There’s a song from a guy called Afroman that I think would be the perfect theme for this year’s election.
Yes, there is a massive health crisis facing the world. Borders are shut, people are dying by the thousands every day.
World economies are bracing for a financial fallout of nuclear proportions. In New Zealand, Government debt is forecast to pass $100 billion, if not $200 billion in four years.
But that’s alright - as Afroman sings – ‘because I got high, because I got high, because I got high’.
In addition to making the most important political decision for several generations, in typical Kiwi fashion we are also voting on whether we should get high or not, in the cannabis referendum.
When the smoke clears on this election it may not matter if your party wins, or loses, or if we all tumble into poverty – it will all be cool man.
If it really turns to custard, we can just build a teepee in the backyard and disappear in there until it’s all over.
It’s all relative
What I love about our country is that it doesn’t really matter how comfortable or successful we are, it only matters how well we are doing in comparison to everyone else.
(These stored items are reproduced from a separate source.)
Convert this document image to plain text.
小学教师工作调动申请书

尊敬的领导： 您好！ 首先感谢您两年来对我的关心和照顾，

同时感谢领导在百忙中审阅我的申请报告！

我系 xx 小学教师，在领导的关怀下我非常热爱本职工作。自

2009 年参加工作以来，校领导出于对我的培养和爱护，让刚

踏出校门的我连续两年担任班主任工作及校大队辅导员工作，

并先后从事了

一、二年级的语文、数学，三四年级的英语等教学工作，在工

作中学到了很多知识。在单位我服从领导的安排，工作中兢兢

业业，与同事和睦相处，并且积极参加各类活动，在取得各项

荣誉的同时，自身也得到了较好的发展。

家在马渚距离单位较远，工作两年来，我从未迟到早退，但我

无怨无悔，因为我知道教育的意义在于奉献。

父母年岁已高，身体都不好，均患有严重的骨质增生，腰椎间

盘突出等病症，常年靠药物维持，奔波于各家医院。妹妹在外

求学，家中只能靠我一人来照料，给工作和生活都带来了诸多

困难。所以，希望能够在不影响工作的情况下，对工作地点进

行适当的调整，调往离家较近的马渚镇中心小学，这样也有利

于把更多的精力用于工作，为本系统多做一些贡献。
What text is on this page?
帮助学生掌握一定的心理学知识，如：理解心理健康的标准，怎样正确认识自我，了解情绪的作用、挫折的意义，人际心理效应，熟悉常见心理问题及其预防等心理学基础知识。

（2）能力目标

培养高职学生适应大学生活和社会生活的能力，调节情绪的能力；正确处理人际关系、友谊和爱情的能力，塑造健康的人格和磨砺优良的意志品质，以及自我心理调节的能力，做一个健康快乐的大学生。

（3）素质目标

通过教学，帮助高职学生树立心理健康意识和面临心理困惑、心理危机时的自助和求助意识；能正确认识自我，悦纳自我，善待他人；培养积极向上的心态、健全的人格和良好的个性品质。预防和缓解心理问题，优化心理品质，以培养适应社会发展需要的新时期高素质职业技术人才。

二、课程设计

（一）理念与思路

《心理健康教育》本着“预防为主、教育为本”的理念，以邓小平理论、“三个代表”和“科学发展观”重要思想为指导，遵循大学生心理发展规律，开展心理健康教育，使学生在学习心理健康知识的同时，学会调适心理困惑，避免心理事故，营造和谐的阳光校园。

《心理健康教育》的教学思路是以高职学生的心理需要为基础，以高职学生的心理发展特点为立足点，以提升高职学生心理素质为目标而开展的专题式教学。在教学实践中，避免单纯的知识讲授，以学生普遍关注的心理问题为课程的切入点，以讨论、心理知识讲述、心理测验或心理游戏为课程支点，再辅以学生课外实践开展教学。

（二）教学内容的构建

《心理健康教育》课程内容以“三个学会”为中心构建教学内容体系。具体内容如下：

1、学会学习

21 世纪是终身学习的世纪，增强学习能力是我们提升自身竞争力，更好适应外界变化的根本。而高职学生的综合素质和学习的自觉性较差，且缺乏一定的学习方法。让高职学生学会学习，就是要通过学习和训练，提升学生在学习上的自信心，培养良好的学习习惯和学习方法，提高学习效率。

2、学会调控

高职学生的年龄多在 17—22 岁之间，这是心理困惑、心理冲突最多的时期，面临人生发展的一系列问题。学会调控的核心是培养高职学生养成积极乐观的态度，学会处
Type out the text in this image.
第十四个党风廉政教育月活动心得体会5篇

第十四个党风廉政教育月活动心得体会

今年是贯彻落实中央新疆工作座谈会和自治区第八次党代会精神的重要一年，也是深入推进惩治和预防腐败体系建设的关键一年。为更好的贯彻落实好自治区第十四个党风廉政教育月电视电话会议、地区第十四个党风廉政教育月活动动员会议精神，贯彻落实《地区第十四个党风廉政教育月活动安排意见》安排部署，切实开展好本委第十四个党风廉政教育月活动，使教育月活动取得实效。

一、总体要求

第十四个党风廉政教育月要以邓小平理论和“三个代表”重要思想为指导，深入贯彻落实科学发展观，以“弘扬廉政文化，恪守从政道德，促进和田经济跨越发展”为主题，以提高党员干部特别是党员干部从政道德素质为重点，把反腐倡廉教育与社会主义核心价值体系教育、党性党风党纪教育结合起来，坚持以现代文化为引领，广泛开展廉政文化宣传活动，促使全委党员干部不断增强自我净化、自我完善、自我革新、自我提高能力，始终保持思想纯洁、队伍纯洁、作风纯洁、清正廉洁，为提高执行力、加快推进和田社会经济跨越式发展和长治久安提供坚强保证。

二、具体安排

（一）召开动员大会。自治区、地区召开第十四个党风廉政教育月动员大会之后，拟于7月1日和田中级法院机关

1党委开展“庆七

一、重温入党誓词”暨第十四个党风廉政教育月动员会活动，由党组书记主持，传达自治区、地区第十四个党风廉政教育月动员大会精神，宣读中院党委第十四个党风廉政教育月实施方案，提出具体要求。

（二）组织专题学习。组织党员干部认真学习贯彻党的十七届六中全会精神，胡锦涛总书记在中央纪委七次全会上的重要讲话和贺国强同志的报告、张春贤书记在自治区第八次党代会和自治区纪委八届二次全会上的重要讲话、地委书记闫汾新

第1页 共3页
I must admit, that in the absence of sport I have been following the COVID-19 stat's from all the main players and comparing it with our own. Like the Olympics we are right up the medal table in terms of population versus rates of disease.
There does seem to be an overwhelming sense of optimism that because we have been nominated for the Oscar award for ‘Best Country in a Pandemic’ that will somehow translate into ongoing economic success.
Thousands of wealthy business owners will pack their bags, stuff their corporations into shipping containers and flee their countries in search of the legendary Land of the Long White Cloud.
This will certainly be true if there is a really deadly pandemic stalking Earth but I’m not sure this one is quite going to have that effect. I think we’ll just get the ones who like a bit of a puff on the green stuff.
Therefore, we are stuck with ourselves for now. Fortunately we are a clever bunch and there should be some pretty epic ideas coming out of those teepee sessions. These can be piped straight to the Provincial Growth Fund for consideration.
One such idea that has clearly come from a session is the plan to build 100,000 houses over 10 years.
On average there has been 19 houses built each month since the KiwiBuild project began two years ago, which means that it will take 436 years, at that rate, to complete the project.
The target has since been revised from 100,000 to “a significant number”. My journalism tutor would have been appalled at the use of the word “significant” because what it actually means is nothing much.
Return of sport
The single weirdest thing to happen to me out of this whole COVID-19 thing, occurred when I sat down on the couch last Friday.
Out of the blue Mrs Hutch says ‘You know, I’m actually missing sport on TV’.
I looked at her for a bit to see if she was taking the proverbial out of me, but she didn’t flinch. No twitching of the corner of the mouth. She was quite serious.
A dyed-in-the-wool Cantabrian, Mrs Hutch likes the fact that the Crusaders win all the time and it brings back a lot of fond memories for her of family gathered around the TV or going to matches.
But she never deliberately watches a game - it’s just a familiar part of life and one that everybody is looking forward to getting back in their lives. I suppose I’ve never switched over to Coronation St, but I still know all the plots and characters. I notice that is still going.
Now hats off to the pair of trampers who literally went the extra mile to distance themselves from everyone else in the Kahurangi National Park over the last few weeks.
Having spent years covering every tragedy interesting enough to make the national papers in the top of the South Island, I still get a little emotional when someone beats the odds. Sometimes it is just totally unexpected. Most of the time people just don’t survive those things.
Let’s hope that this is a good omen for the country because I personally believe that it isn’t so much which politicians win or lose this September, it is the will, determination and positivity of Kiwis that will need to prevail one way or another.